Reputation: 307
I am reading an ASCII Text file in Spark (Scala Language) that contains data in the following format:-
name|type|type_ver|id1|yyyy-mm-dd hh:mm:ss
name|type|type_ver|id2|yyyy-mm-dd hh:mm:ss
name|type|type_ver|id3|yyyy-mm-dd hh:mm:ss
name|type|type_ver||yyyy-mm-dd hh:mm:ss
I need to extract the type, typr_ver, id and timestamp columns from this and then sort the extracted entries according to the timestamp in descending order (latest timestamp comes on the top).
This is the function I'm using.
def parseTable(line: String): (String, String, String, String) = {
val fields = line.split("\\|")
val type = fields(1)
val type_ver = fields(2)
val id = fields(3)
val timeStamp = fields(4)
(type, type_ver, id, timeStamp)
}
def main(args: Array[String]): Unit = {
Logger.getLogger("org").setLevel(Level.ERROR)
val conf = new SparkConf()
val sc = new SparkContext(conf)
val sqlContext = new SQLContext(sc)
val spark = sqlContext.sparkSession
import spark.implicits._
var file = spark.read.textFile("/<path to file>/<filename>).repartition(10)
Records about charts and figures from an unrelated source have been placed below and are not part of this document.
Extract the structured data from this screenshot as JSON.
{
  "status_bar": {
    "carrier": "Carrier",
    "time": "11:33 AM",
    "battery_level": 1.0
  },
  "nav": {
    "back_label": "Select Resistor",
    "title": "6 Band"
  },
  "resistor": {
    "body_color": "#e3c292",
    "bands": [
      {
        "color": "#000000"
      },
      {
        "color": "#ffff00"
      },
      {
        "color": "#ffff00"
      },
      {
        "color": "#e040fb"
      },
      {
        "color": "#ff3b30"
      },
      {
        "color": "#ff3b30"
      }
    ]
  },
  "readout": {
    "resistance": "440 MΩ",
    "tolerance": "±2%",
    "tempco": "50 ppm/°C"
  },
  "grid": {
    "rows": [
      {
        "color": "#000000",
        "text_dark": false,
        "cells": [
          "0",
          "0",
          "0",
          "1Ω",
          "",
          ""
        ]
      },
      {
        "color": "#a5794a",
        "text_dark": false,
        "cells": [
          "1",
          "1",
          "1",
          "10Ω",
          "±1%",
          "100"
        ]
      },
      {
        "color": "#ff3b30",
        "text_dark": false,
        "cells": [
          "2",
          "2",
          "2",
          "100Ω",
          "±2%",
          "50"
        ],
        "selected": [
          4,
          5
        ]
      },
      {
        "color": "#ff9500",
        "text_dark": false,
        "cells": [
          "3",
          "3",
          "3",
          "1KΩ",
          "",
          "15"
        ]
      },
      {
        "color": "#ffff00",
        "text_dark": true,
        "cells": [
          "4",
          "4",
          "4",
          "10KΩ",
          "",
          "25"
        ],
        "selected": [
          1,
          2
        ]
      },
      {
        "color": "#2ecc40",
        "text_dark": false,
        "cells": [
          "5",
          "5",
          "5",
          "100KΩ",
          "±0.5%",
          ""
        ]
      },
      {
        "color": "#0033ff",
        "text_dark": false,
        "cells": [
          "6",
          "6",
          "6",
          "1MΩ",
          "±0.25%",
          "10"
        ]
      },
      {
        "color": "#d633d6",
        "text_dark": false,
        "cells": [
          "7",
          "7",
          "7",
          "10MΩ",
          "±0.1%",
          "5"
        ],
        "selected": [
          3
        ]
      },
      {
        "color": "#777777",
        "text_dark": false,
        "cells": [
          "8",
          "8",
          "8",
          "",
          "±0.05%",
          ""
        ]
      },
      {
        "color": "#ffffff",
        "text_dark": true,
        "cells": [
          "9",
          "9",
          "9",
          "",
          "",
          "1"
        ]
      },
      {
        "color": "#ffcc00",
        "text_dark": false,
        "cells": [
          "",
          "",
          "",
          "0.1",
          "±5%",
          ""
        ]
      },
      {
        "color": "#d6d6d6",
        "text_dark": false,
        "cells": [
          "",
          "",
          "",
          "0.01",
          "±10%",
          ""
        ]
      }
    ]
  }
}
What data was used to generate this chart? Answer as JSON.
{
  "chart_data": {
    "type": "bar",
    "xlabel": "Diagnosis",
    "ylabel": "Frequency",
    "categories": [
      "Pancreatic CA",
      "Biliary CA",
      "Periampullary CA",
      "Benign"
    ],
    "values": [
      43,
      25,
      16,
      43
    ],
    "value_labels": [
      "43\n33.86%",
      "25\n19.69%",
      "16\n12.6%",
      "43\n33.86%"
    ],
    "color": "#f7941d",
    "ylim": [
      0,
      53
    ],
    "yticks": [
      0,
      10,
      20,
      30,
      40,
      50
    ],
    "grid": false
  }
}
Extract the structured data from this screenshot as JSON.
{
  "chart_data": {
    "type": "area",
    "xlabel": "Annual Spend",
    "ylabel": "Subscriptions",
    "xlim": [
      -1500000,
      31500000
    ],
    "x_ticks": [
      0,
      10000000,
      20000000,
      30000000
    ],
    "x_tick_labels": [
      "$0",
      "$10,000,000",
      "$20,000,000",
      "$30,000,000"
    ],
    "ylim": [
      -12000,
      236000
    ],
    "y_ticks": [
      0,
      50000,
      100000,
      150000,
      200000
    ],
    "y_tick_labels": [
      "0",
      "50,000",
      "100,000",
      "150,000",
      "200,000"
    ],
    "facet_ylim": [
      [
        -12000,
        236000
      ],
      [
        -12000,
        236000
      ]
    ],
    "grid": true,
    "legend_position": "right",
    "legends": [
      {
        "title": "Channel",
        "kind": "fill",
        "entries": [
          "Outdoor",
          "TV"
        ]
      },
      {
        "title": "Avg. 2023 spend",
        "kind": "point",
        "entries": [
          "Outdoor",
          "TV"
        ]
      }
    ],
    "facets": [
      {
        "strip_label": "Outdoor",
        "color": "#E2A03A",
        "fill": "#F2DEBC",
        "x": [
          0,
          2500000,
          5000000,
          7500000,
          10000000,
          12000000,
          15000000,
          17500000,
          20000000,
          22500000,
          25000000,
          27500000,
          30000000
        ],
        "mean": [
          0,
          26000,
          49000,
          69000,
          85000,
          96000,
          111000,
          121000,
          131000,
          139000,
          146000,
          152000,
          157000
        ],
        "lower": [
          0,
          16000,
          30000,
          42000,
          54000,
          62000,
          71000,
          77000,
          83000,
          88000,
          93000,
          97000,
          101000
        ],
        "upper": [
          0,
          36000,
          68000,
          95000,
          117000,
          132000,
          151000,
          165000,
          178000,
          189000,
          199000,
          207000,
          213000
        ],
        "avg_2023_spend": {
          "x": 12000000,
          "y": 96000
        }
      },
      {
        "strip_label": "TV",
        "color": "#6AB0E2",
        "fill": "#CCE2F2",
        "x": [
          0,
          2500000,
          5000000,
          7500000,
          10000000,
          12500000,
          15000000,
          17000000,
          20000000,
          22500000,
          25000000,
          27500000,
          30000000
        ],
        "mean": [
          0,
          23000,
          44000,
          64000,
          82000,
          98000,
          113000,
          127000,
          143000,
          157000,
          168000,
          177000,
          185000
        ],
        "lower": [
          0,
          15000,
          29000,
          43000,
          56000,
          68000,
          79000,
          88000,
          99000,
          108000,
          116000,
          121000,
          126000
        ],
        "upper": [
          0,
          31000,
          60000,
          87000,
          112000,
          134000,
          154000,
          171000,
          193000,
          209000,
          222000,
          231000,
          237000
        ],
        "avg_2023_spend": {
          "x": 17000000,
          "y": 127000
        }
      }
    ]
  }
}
val parseTables = file.map(parseTable).toDF
val pattern = "yyyy-MM-dd HH:mm:ss"
val newDF = parseTables.orderBy(unix_timestamp(parseTables(x => x._4), pattern).cast("timeStamp"))
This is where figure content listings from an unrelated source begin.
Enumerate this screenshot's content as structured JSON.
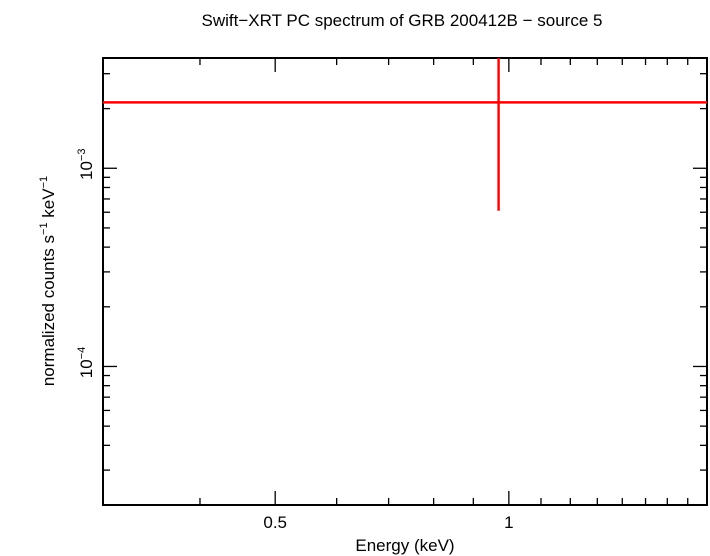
{
  "chart_data": {
    "type": "scatter",
    "title": "Swift−XRT PC spectrum of GRB 200412B − source 5",
    "xlabel": "Energy (keV)",
    "ylabel_parts": {
      "text1": "normalized counts s",
      "sup1": "−1",
      "text2": " keV",
      "sup2": "−1"
    },
    "x_scale": "log",
    "y_scale": "log",
    "xlim": [
      0.3,
      1.8
    ],
    "ylim": [
      2e-05,
      0.0036
    ],
    "x_ticks": [
      {
        "value": 0.5,
        "label": "0.5"
      },
      {
        "value": 1,
        "label": "1"
      }
    ],
    "y_ticks": [
      {
        "value": 0.0001,
        "base": "10",
        "exp": "−4"
      },
      {
        "value": 0.001,
        "base": "10",
        "exp": "−3"
      }
    ],
    "series": [
      {
        "color": "#ff0000",
        "points": [
          {
            "x": 0.97,
            "xerr": [
              0.3,
              1.8
            ],
            "y": 0.00215,
            "yerr": [
              0.00061,
              0.0036
            ]
          }
        ]
      }
    ],
    "grid": false
  }
}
val newTable = parseTables.coalesce(1)
newTable.saveAsTextFile("/<path to save file>/Test_1")
This val newDF solution was given on Stackoverflow itself that I was trying to implement in my code but wasn't able to. Also, the saveAsTextFile function stopped working because of this.
How do I sort the data according to the timestamp in descending order and save the output as a textfile?
Upvotes: 0
Views: 372
Reputation: 42392
You can use the Spark CSV reader to read the file into a dataframe, without manually parsing it. Then you can write out another csv file using Spark CSV writer.
val df = spark.read.option("delimiter", "|").csv("filename")
val df2 = df.orderBy(desc("_c4"))
df2.coalesce(1).write.option("delimiter", "|").csv("newfilename")
Upvotes: 1